Par ce nouveau contrat de bail, l’État, une commune ou un groupement de communes, un établissement public y ayant vocation ou le concessionnaire d’une opération d’aménagement consent à un preneur, pour une durée comprise entre 12 ans et 99 ans (durée fixée par le contrat en fonction de l’état des connaissances à la date de conclusion du bail quant à l’évolution prévisible du recul du trait de côte), des droits réels immobiliers en vue d’occuper lui-même ou de louer, exploiter, réaliser des installations, des constructions ou des aménagements, dans les zones exposées au recul du trait de côte. À l’échéance du bail, le terrain d’assiette du bien fait l’objet par le bailleur d’une renaturation comprenant, le cas échéant, la démolition de l’ensemble des installations, des constructions ou des aménagements, y compris ceux réalisés par le preneur, et les actions ou opérations de dépollution nécessaires.

Ce bail ne peut faire l’objet d’une reconduction tacite, mais peut être prorogé si la situation permet de maintenir la destination du bien, sans que cette prorogation puisse avoir pour effet de porter sa durée totale à plus de 99 ans. Il est résilié de plein droit à la date de l’arrêté du maire ou du préfet prescrivant les mesures nécessaires lorsque l’état du recul du trait de côte est tel que la sécurité des personnes ne peut plus être assurée (et donnera alors lieu à indemnisation).

Le preneur s’acquitte d’un prix à la signature du bail pour les droits réels consentis et, le cas échéant, du paiement pendant la durée du bail d’une redevance (révisable, le versement d’un complément de prix étant également possible). Il ne peut se libérer de cette redevance, ni se soustraire à l’exécution des conditions du bail, en délaissant le bien.

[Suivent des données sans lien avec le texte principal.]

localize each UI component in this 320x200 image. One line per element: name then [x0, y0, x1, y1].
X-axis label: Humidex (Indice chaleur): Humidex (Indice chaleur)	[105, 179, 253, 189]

Le bail précise la destination des lieux autorisée et, le cas échéant, les activités accessoires qui peuvent être exercées. Le preneur est tenu de réaliser les travaux d’entretien et de réparation nécessaires à la conservation du bien. Le bail précise la nature, la consistance et l’étendue des travaux que le preneur peut réaliser. Il peut limiter ou interdire l’extension des installations, des constructions ou des aménagements mis à bail au regard de l’évolution du recul du trait de côte. Le preneur peut jouir librement des droits réels immobiliers et des installations, des constructions ou des aménagements qu’il occupe, exploite, ou réalise. Il peut librement consentir des baux et titres d’occupation de toute nature ne conférant pas de droits réels sur les installations, les constructions ou les aménagements qui font l’objet du bail (le contrat pouvant prévoir que le preneur l’occupe ou l’exploite sans pouvoir le louer). L’occupant ne peut ni céder le contrat d’occupation, ni sous-louer le bien. Le contrat d’occupation s’éteint de plein droit au terme du bail réel d’adaptation à l’érosion côtière.<

Le prix de cession des droits réels issus du bail ne doit pas excéder notablement le prix résultant de la prise en compte d’une valeur du bien estimée selon la procédure précédemment décrite.

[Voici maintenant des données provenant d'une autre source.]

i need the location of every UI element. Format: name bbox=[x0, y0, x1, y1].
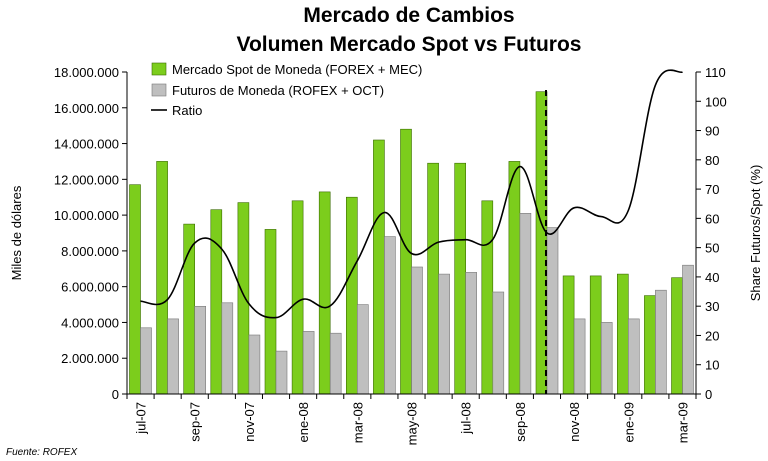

Le décret prévoit que l’obligation de démolition des nouvelles constructions dans les zones exposées au recul du trait de côte à l’horizon de trente et cent ans (C. env., art. L. 121-22-5) ne s’applique pas aux constructions nouvelles ou extensions de constructions existantes réalisées dans le cadre d’un tel bail.

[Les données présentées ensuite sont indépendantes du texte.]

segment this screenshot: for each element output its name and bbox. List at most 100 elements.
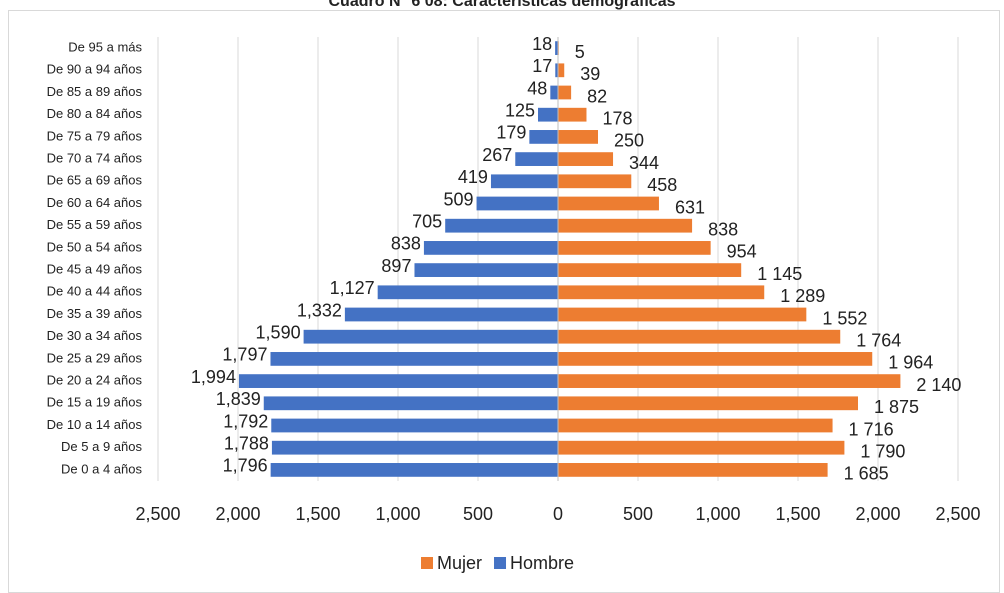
value-label: 250 — [614, 131, 644, 151]
value-label: 1 964 — [888, 353, 933, 373]
bar — [529, 130, 558, 144]
bar — [344, 307, 558, 322]
x-tick-label: 2,500 — [935, 504, 980, 524]
value-label: 954 — [727, 242, 757, 262]
value-label: 39 — [580, 64, 600, 84]
bar — [558, 130, 598, 144]
value-label: 1,792 — [223, 411, 268, 431]
legend-swatch — [494, 557, 507, 569]
bar — [476, 196, 558, 211]
y-tick-label: De 20 a 24 años — [47, 373, 143, 388]
value-label: 1,127 — [330, 278, 375, 298]
value-label: 1,797 — [222, 345, 267, 365]
bar — [271, 418, 558, 433]
x-tick-label: 500 — [463, 504, 493, 524]
value-label: 838 — [391, 234, 421, 254]
value-label: 419 — [458, 167, 488, 187]
value-label: 179 — [496, 123, 526, 143]
bar — [558, 218, 693, 233]
bar — [558, 307, 807, 322]
y-tick-label: De 0 a 4 años — [61, 461, 142, 476]
bar — [558, 463, 828, 477]
bar — [558, 285, 765, 300]
value-label: 838 — [708, 219, 738, 239]
bar — [550, 85, 558, 100]
value-label: 1,994 — [191, 367, 236, 387]
x-tick-label: 2,500 — [135, 504, 180, 524]
y-tick-label: De 70 a 74 años — [47, 151, 143, 166]
value-label: 897 — [381, 256, 411, 276]
value-label: 267 — [482, 145, 512, 165]
value-label: 1,839 — [216, 389, 261, 409]
x-tick-label: 1,500 — [775, 504, 820, 524]
bar — [414, 263, 558, 277]
chart-title: Cuadro N° 6 08: Características demográf… — [329, 0, 676, 10]
bar — [558, 63, 565, 78]
x-tick-label: 1,500 — [295, 504, 340, 524]
value-label: 1 790 — [860, 441, 905, 461]
value-label: 1,332 — [297, 300, 342, 320]
bar — [558, 374, 901, 388]
value-label: 705 — [412, 211, 442, 231]
x-tick-label: 1,000 — [375, 504, 420, 524]
bar — [558, 263, 742, 277]
y-tick-label: De 50 a 54 años — [47, 239, 143, 254]
bar — [558, 107, 587, 122]
x-tick-label: 2,000 — [855, 504, 900, 524]
y-tick-label: De 10 a 14 años — [47, 417, 143, 432]
bar — [271, 440, 558, 455]
value-label: 631 — [675, 197, 705, 217]
value-label: 1 552 — [822, 308, 867, 328]
legend-label: Hombre — [510, 553, 574, 573]
y-tick-label: De 15 a 19 años — [47, 395, 143, 410]
bar — [555, 63, 558, 78]
value-label: 1,788 — [224, 433, 269, 453]
y-tick-label: De 80 a 84 años — [47, 106, 143, 121]
x-tick-label: 1,000 — [695, 504, 740, 524]
value-label: 48 — [527, 78, 547, 98]
bar — [558, 440, 845, 455]
value-label: 1 289 — [780, 286, 825, 306]
bar — [270, 352, 558, 366]
y-tick-label: De 75 a 79 años — [47, 128, 143, 143]
bar — [538, 107, 558, 122]
value-label: 82 — [587, 86, 607, 106]
y-tick-label: De 25 a 29 años — [47, 350, 143, 365]
bar — [558, 85, 572, 100]
x-tick-label: 0 — [553, 504, 563, 524]
bar — [263, 396, 558, 411]
bar — [555, 41, 558, 55]
y-tick-label: De 65 a 69 años — [47, 173, 143, 188]
bar — [238, 374, 558, 388]
value-label: 5 — [575, 42, 585, 62]
y-tick-label: De 40 a 44 años — [47, 284, 143, 299]
bar — [558, 396, 858, 411]
bar — [515, 152, 558, 166]
y-tick-label: De 60 a 64 años — [47, 195, 143, 210]
value-label: 1 764 — [856, 330, 901, 350]
bar — [558, 418, 833, 433]
bar — [423, 241, 558, 255]
value-label: 458 — [647, 175, 677, 195]
y-tick-label: De 90 a 94 años — [47, 62, 143, 77]
y-tick-label: De 35 a 39 años — [47, 306, 143, 321]
value-label: 125 — [505, 100, 535, 120]
bar — [558, 196, 659, 211]
y-tick-label: De 45 a 49 años — [47, 262, 143, 277]
value-label: 1,590 — [256, 322, 301, 342]
bar — [558, 174, 632, 189]
value-label: 1 875 — [874, 397, 919, 417]
legend-label: Mujer — [437, 553, 482, 573]
value-label: 1 145 — [757, 264, 802, 284]
bar — [558, 241, 711, 255]
y-tick-label: De 55 a 59 años — [47, 217, 143, 232]
x-tick-label: 500 — [623, 504, 653, 524]
value-label: 344 — [629, 153, 659, 173]
bar — [558, 352, 873, 366]
bar — [270, 463, 558, 477]
y-tick-label: De 5 a 9 años — [61, 439, 142, 454]
bar — [558, 329, 841, 344]
value-label: 18 — [532, 34, 552, 54]
value-label: 1 685 — [844, 464, 889, 484]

Par ailleurs, le décret facilite la mise en œuvre des opérations de relocalisation des installations et constructions menacées par le phénomène d’érosion lorsqu’un contrat de projet partenarial d’aménagement est conclu, en prévoyant certaines dérogations aux règles existantes, et notamment celles relatives à la continuité de l’urbanisation existante. Des dispositions particulières sont également instituées pour concilier le dispositif avec la zone des cinquante pas géométriques dans les départements d’outre-mer.